Scorch looked at her quizzically. "You're going to have to make them join the BloodClan guard at some point."
Shade shot to her feet. "What?"
"They won't be able to survive, if they're just on the streets. Like it or not, we're going to need Scourge's protection."
"What are you talking about?" she sputtered. "Protected or not, I want them to grow up to be moral, honest cats that are good at heart."
"They can always hang on to that."
Shade felt betrayed. How could Scorch just suggest that she send her kits off, to be torn apart by Scourge and his minions?
"All you care about is the kits now, anyways," he said, his voicing raising to a shout.
"Oh, so this is about you now?" Shade yowled back, "You're selfish! You have to stop just thinking about yourself and think about your kits!"
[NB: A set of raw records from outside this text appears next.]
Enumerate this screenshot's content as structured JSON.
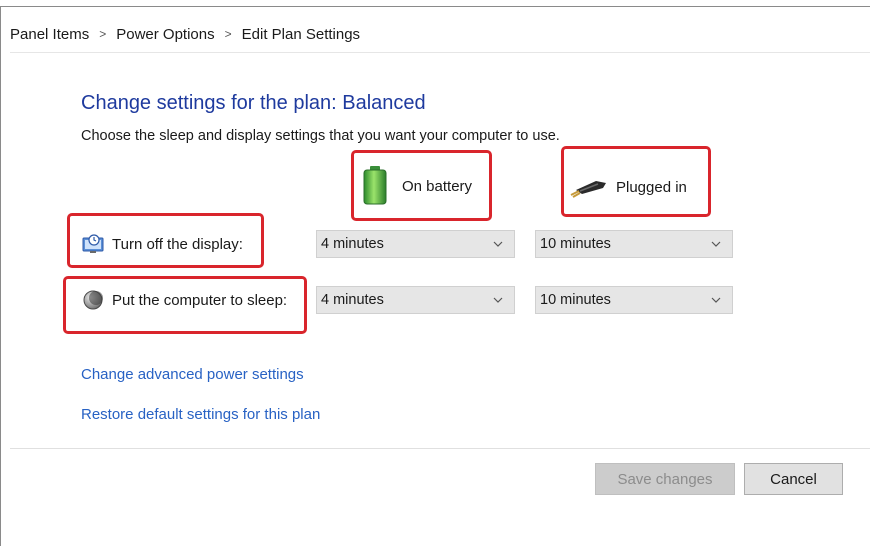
{
  "breadcrumb": {
    "items": [
      "Panel Items",
      "Power Options",
      "Edit Plan Settings"
    ],
    "separator": ">"
  },
  "page": {
    "title": "Change settings for the plan: Balanced",
    "subtitle": "Choose the sleep and display settings that you want your computer to use."
  },
  "columns": {
    "battery": {
      "label": "On battery",
      "icon": "battery-icon"
    },
    "plugged": {
      "label": "Plugged in",
      "icon": "power-plug-icon"
    }
  },
  "rows": {
    "display": {
      "label": "Turn off the display:",
      "icon": "monitor-clock-icon",
      "battery_value": "4 minutes",
      "plugged_value": "10 minutes"
    },
    "sleep": {
      "label": "Put the computer to sleep:",
      "icon": "moon-icon",
      "battery_value": "4 minutes",
      "plugged_value": "10 minutes"
    }
  },
  "links": {
    "advanced": "Change advanced power settings",
    "restore": "Restore default settings for this plan"
  },
  "buttons": {
    "save": {
      "label": "Save changes",
      "enabled": false
    },
    "cancel": {
      "label": "Cancel"
    }
  },
  "colors": {
    "title": "#1e3a9e",
    "link": "#2862c4",
    "highlight": "#d9252c"
  }
}
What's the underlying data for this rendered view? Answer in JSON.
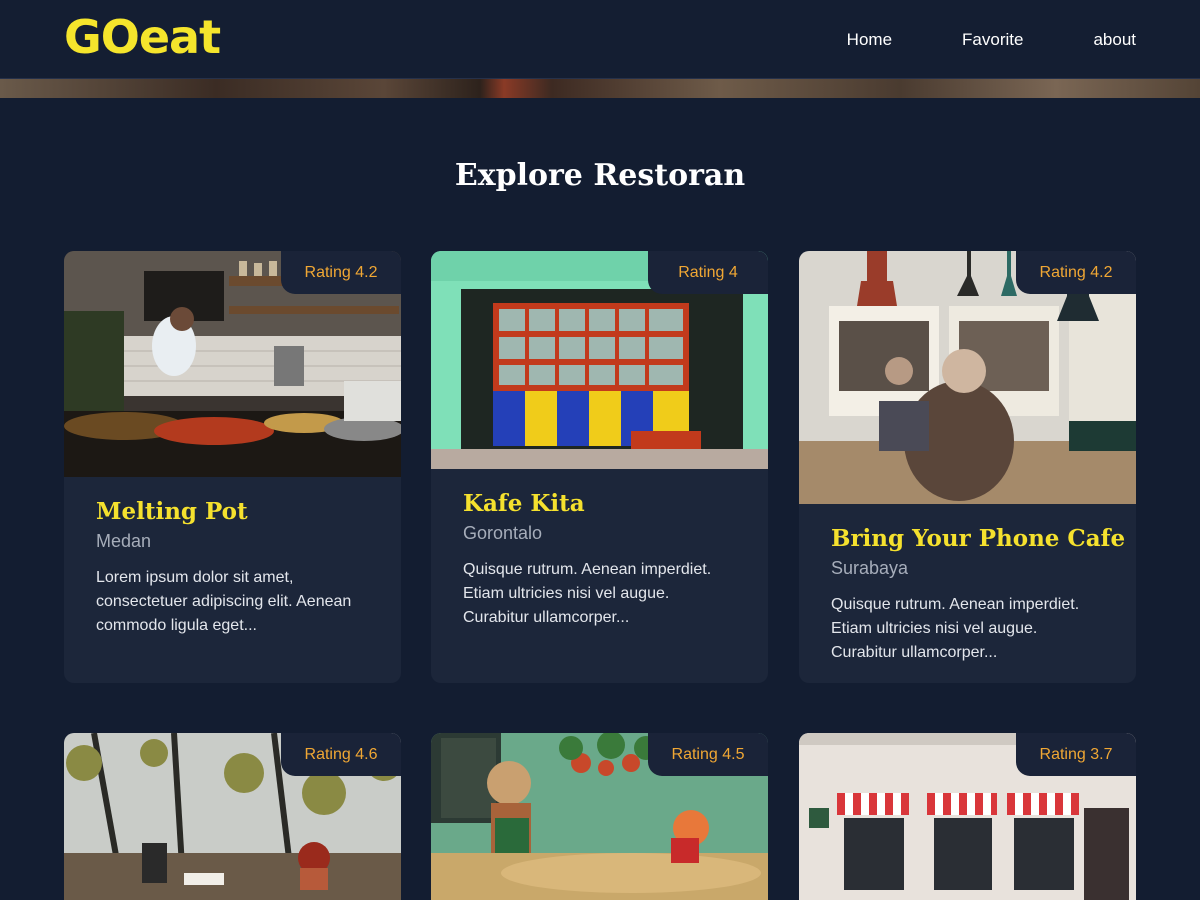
{
  "brand": {
    "logo_text": "GOeat",
    "logo_color": "#f5e52c"
  },
  "nav": {
    "items": [
      "Home",
      "Favorite",
      "about"
    ]
  },
  "section": {
    "title": "Explore Restoran"
  },
  "restaurants": [
    {
      "rating": "Rating 4.2",
      "name": "Melting Pot",
      "city": "Medan",
      "description": "Lorem ipsum dolor sit amet, consectetuer adipiscing elit. Aenean commodo ligula eget..."
    },
    {
      "rating": "Rating 4",
      "name": "Kafe Kita",
      "city": "Gorontalo",
      "description": "Quisque rutrum. Aenean imperdiet. Etiam ultricies nisi vel augue. Curabitur ullamcorper..."
    },
    {
      "rating": "Rating 4.2",
      "name": "Bring Your Phone Cafe",
      "city": "Surabaya",
      "description": "Quisque rutrum. Aenean imperdiet. Etiam ultricies nisi vel augue. Curabitur ullamcorper..."
    },
    {
      "rating": "Rating 4.6"
    },
    {
      "rating": "Rating 4.5"
    },
    {
      "rating": "Rating 3.7"
    }
  ],
  "colors": {
    "background": "#131d31",
    "card": "#1c263a",
    "accent_name": "#f5e12e",
    "rating": "#f0a734"
  }
}
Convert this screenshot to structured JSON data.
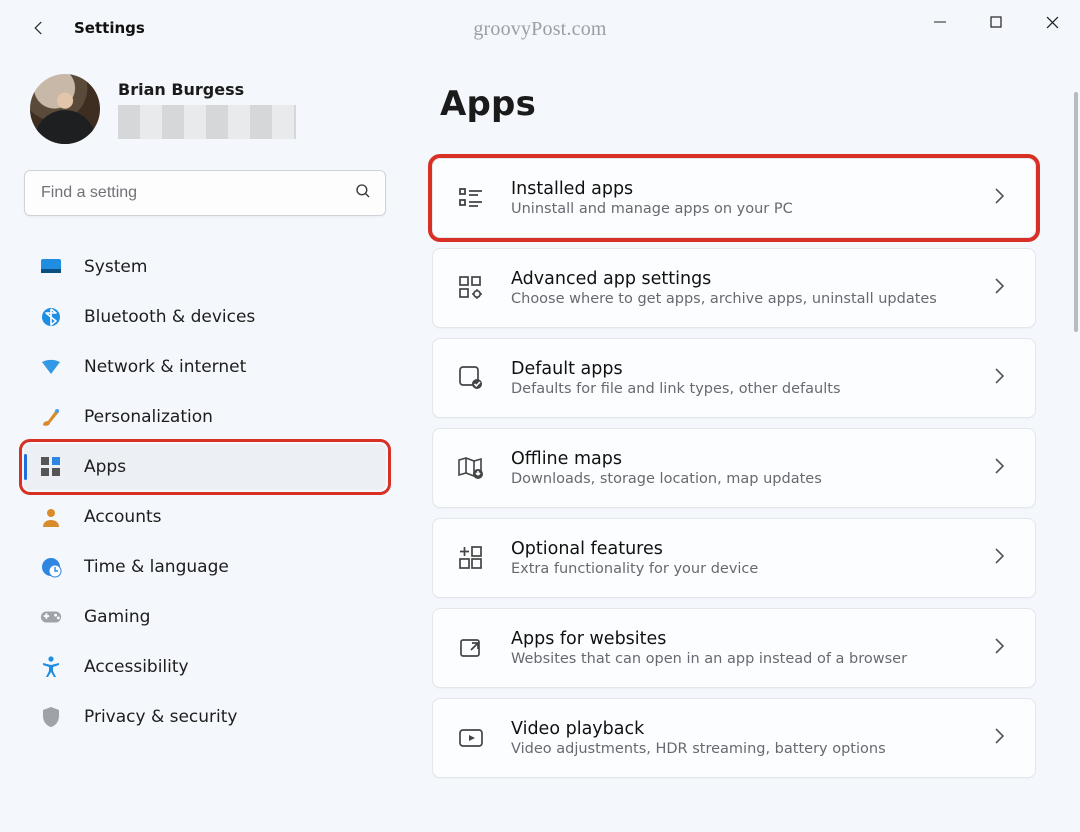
{
  "window": {
    "title": "Settings",
    "watermark": "groovyPost.com"
  },
  "account": {
    "name": "Brian Burgess"
  },
  "search": {
    "placeholder": "Find a setting"
  },
  "nav": {
    "items": [
      {
        "key": "system",
        "label": "System"
      },
      {
        "key": "bluetooth",
        "label": "Bluetooth & devices"
      },
      {
        "key": "network",
        "label": "Network & internet"
      },
      {
        "key": "personalization",
        "label": "Personalization"
      },
      {
        "key": "apps",
        "label": "Apps",
        "current": true,
        "highlighted": true
      },
      {
        "key": "accounts",
        "label": "Accounts"
      },
      {
        "key": "time",
        "label": "Time & language"
      },
      {
        "key": "gaming",
        "label": "Gaming"
      },
      {
        "key": "accessibility",
        "label": "Accessibility"
      },
      {
        "key": "privacy",
        "label": "Privacy & security"
      }
    ]
  },
  "page": {
    "title": "Apps",
    "cards": [
      {
        "key": "installed",
        "title": "Installed apps",
        "sub": "Uninstall and manage apps on your PC",
        "highlighted": true
      },
      {
        "key": "advanced",
        "title": "Advanced app settings",
        "sub": "Choose where to get apps, archive apps, uninstall updates"
      },
      {
        "key": "default",
        "title": "Default apps",
        "sub": "Defaults for file and link types, other defaults"
      },
      {
        "key": "offline",
        "title": "Offline maps",
        "sub": "Downloads, storage location, map updates"
      },
      {
        "key": "optional",
        "title": "Optional features",
        "sub": "Extra functionality for your device"
      },
      {
        "key": "websites",
        "title": "Apps for websites",
        "sub": "Websites that can open in an app instead of a browser"
      },
      {
        "key": "video",
        "title": "Video playback",
        "sub": "Video adjustments, HDR streaming, battery options"
      }
    ]
  },
  "colors": {
    "accent": "#1f6fe1",
    "annotation": "#d93025"
  }
}
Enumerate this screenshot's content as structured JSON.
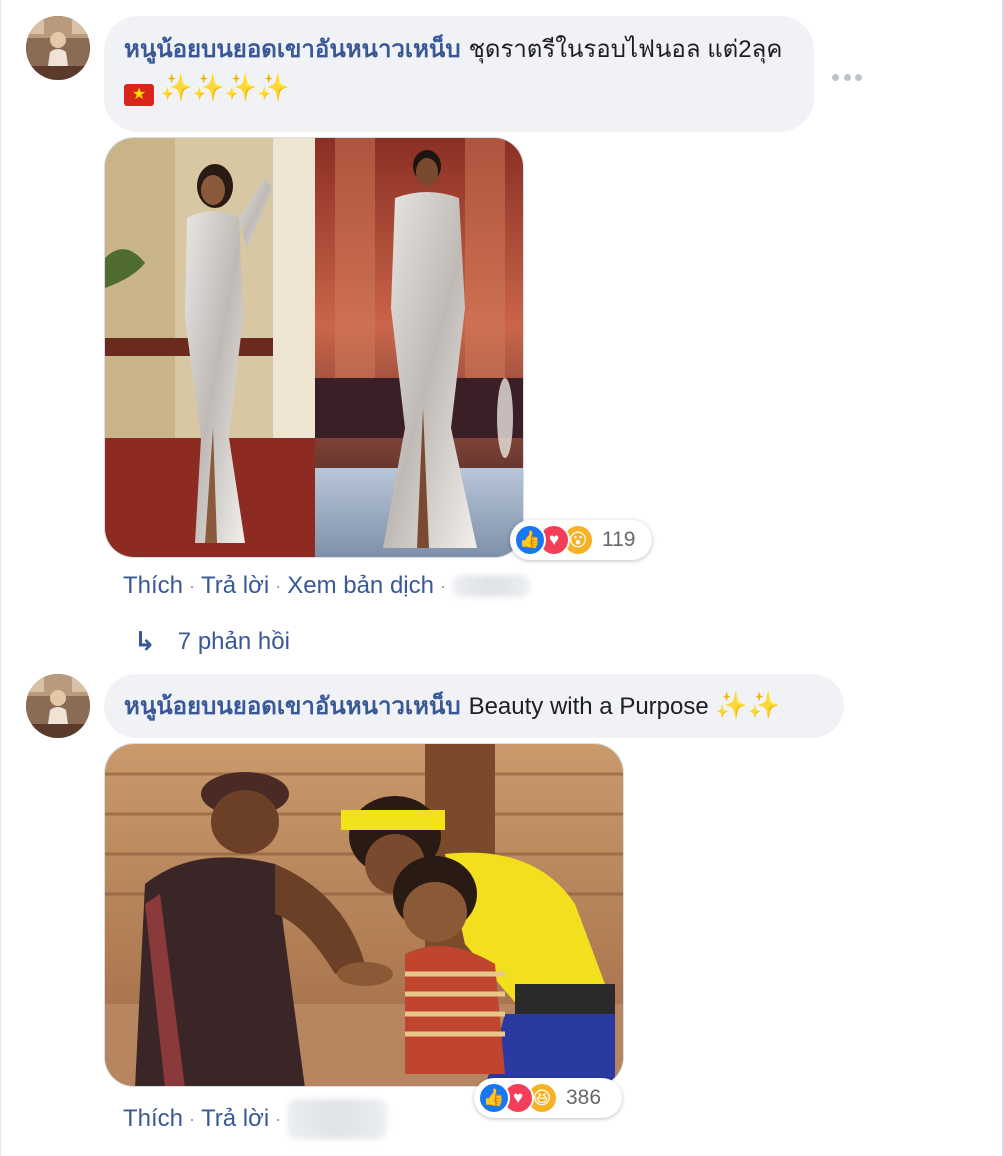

"What, do you have a better idea of what to do with the kits?" Scorch hissed furiously. His muscles rippled underneath his ginger fur, in anger. His soft, familiar eyes were now ridden with rage.
"Well then," Shade mewed haughtily, "We can raise them with a Twoleg. They'll be well cared for, safe, and they won't be raised as killers!"
She stopped, took a deep breath, and waited for his response. Her kits were now slowly wandering, but her mind was focused on something else.
Scorch threw his comeback at her. "Of course. You and your Twolegs. I know that you would rather be curled up on a Twoleg couch instead of being with me and the kits. Now you want to keep the kits captive in a Twoleg nest... that's beyond reasonable!"
"They aren't captive. They're just being cared for in one place. Loved."
"You know what, Shade," he began to growl, "I'm going to go. This is too hard for me. I can't stand having to deal with a kittypet as a mate, stifling me, not listening to me."
"What, so now I'm labeled as a kittypet? If you hate kittypets so much, why did you love me then?"
He winced at the question, already padding out.
"You were special. But not anymore."
And just over that one, stupid fight, he was gone. Forever.
Shade waited on him for sunrises, all while watching the kits. But he never came.
She had been trod on a little too much, gone through too much pain.
Her heart-- from that moment-- was broken into two lonely pieces.